Erfurt. Eigentlich wollte die Ärztin ihre Praxis stets ab 8.30 Uhr öffnen. Aber weil zu dieser Zeit bereits oft diverse Patienten vor der Tür warteten, beschloss sie, bereits um 6 Uhr mit der Arbeit zu beginnen. Jetzt erhielt die Medizinerin für ihr besonderes Engagement die Quittung. Die Kassenärztliche Vereinigung (KV) habe ihr allein für 2006 eine Rückforderung in sechsstelliger Höhe geschickt, berichtet der Gesundheitsexperte der SPD-Landtagsfraktion, Thomas Hartung. Weil sie die Arbeitszeit und Zahl der Patienten überschritten habe.
Dabei will Hartung keineswegs die KV attackieren. "Ich gehe davon aus, dass die Bescheide alle vom Gesetz gedeckt sind, aber sie konterkarieren die Bemühungen, ärztlichen Nachwuchs zu bekommen." Aus seiner Sicht stellt die Einschränkung der Behandlungszeiten durch so genannte kostendämpfende Maßnahmen der Krankenkassen eines der größten Probleme dar. Die vor allem im ländlichen Raum entstehenden Versorgungslücken könnten durch das eng begrenzte Zeit- und Kostenbudget pro Patient eher vergrößert als geschlossen werden.
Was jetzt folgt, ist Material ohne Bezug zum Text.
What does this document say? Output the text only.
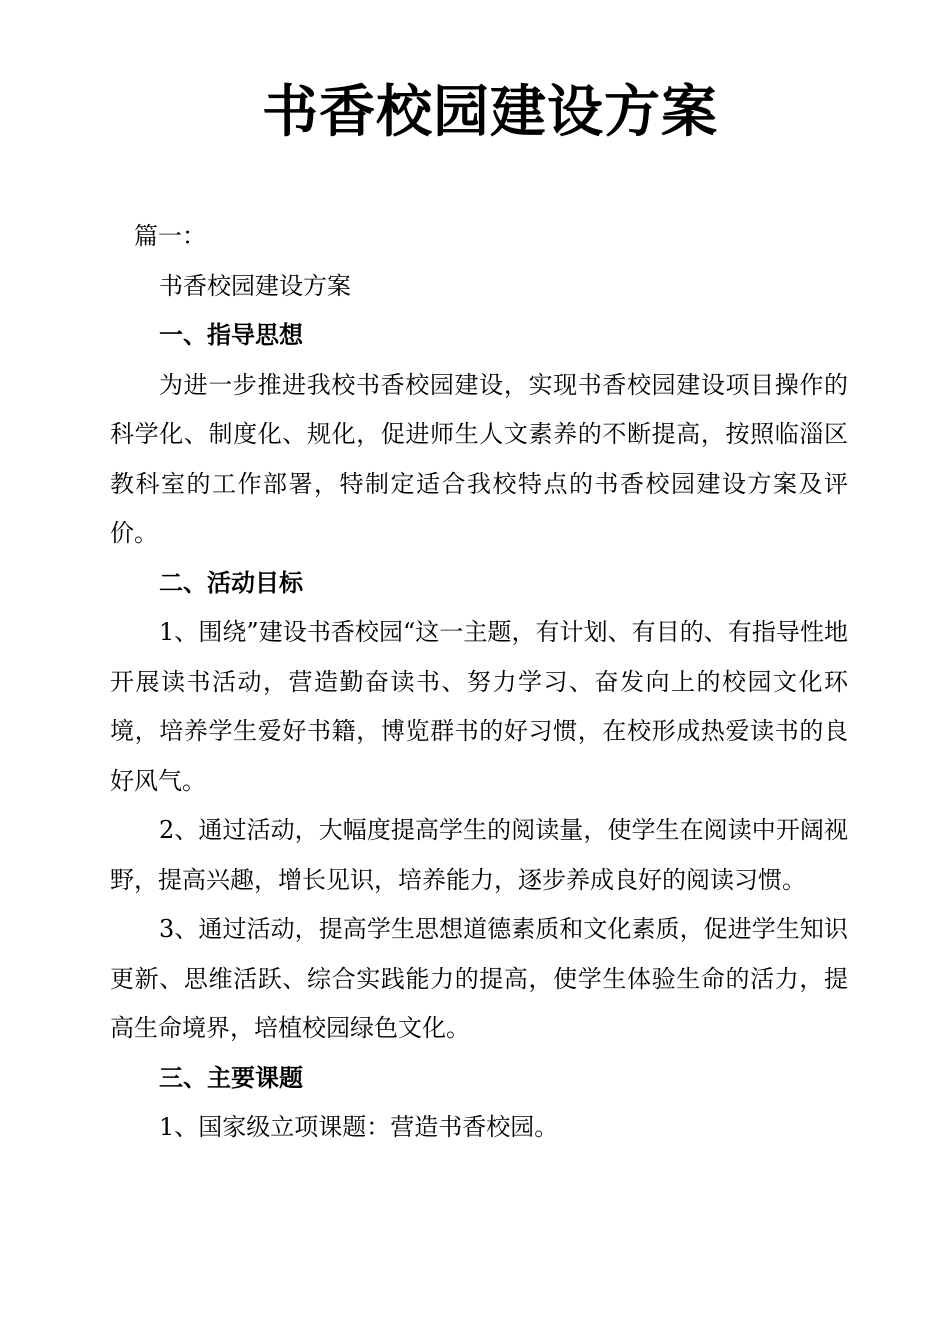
书香校园建设方案

篇一：

书香校园建设方案

一、指导思想

为进一步推进我校书香校园建设，实现书香校园建设项目操作的科学化、制度化、规化，促进师生人文素养的不断提高，按照临淄区教科室的工作部署，特制定适合我校特点的书香校园建设方案及评价。

二、活动目标

1、围绕”建设书香校园“这一主题，有计划、有目的、有指导性地开展读书活动，营造勤奋读书、努力学习、奋发向上的校园文化环境，培养学生爱好书籍，博览群书的好习惯，在校形成热爱读书的良好风气。

2、通过活动，大幅度提高学生的阅读量，使学生在阅读中开阔视野，提高兴趣，增长见识，培养能力，逐步养成良好的阅读习惯。

3、通过活动，提高学生思想道德素质和文化素质，促进学生知识更新、思维活跃、综合实践能力的提高，使学生体验生命的活力，提高生命境界，培植校园绿色文化。

三、主要课题

1、国家级立项课题：营造书香校园。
Die FDP hält Ausführungen unterdessen für unausgegoren. "Es ist schon erstaunlich, dass sich die SPD nach und nach von den Gesetzen, die sie in elf Jahren Regierungszeit geschaffen hat, verabschiedet", sagte der Landtagsabgeordnete Marian Koppe. Jetzt auf die Budgetierung zu schimpfen, die man in den zehn Jahren mit mit Bundesgesundheitsministerin Ulla Schmidt bundesweit eingeführt hat, sei abenteuerlich.
Den parteilosen SPD-Fraktionär und Chirurgen Hartung lassen diese Attacken kalt. Er setzt sich für eine Entbürokratisierung des Medizinerberufs ein. Da der drohende Ärztemangel in Thüringen Umfragen zufolge noch nicht spürbar sei, gebe es noch genügend Zeit für eine Reform.
Nach Schätzungen der Kassenärztlichen Vereinigung fehlen im Freistaat bereits 500 Ärzte. Krankenhäuser und Arztpraxen hätten gleichermaßen unter dem Mangel zu leiden, heißt es. Bis 2020 wird davon ausgegangen, dass aus Altersgründen allein etwa 1600 Praxisärzte ihre Tätigkeit aufgeben.
Hartung fordert die Ausbildung der Ärzte den veränderten Bedürfnissen anzupassen. In den kommenden 20 Jahren werde der Altersdurchschnitt der Thüringer um zehn Jahre auf Mitte 50 steigen. Was zur Folge habe, dass mehr Augenärzte und Urologen, aber weniger Frauen- und Kinderärzte benötigt würden.
Für die Praxisnachfolge der Thüringer Medizinerin, die mit den enormen Nachforderungen konfrontiert wird, sieht es Hartung zufolge übrigens nicht gut aus. Eine Weiterbildungsassistentin, die bei ihr arbeite, habe jetzt hautnah erleben dürfen, dass man dafür bestraft wird, wenn man sich ordentlich um seine Patienten kümmere.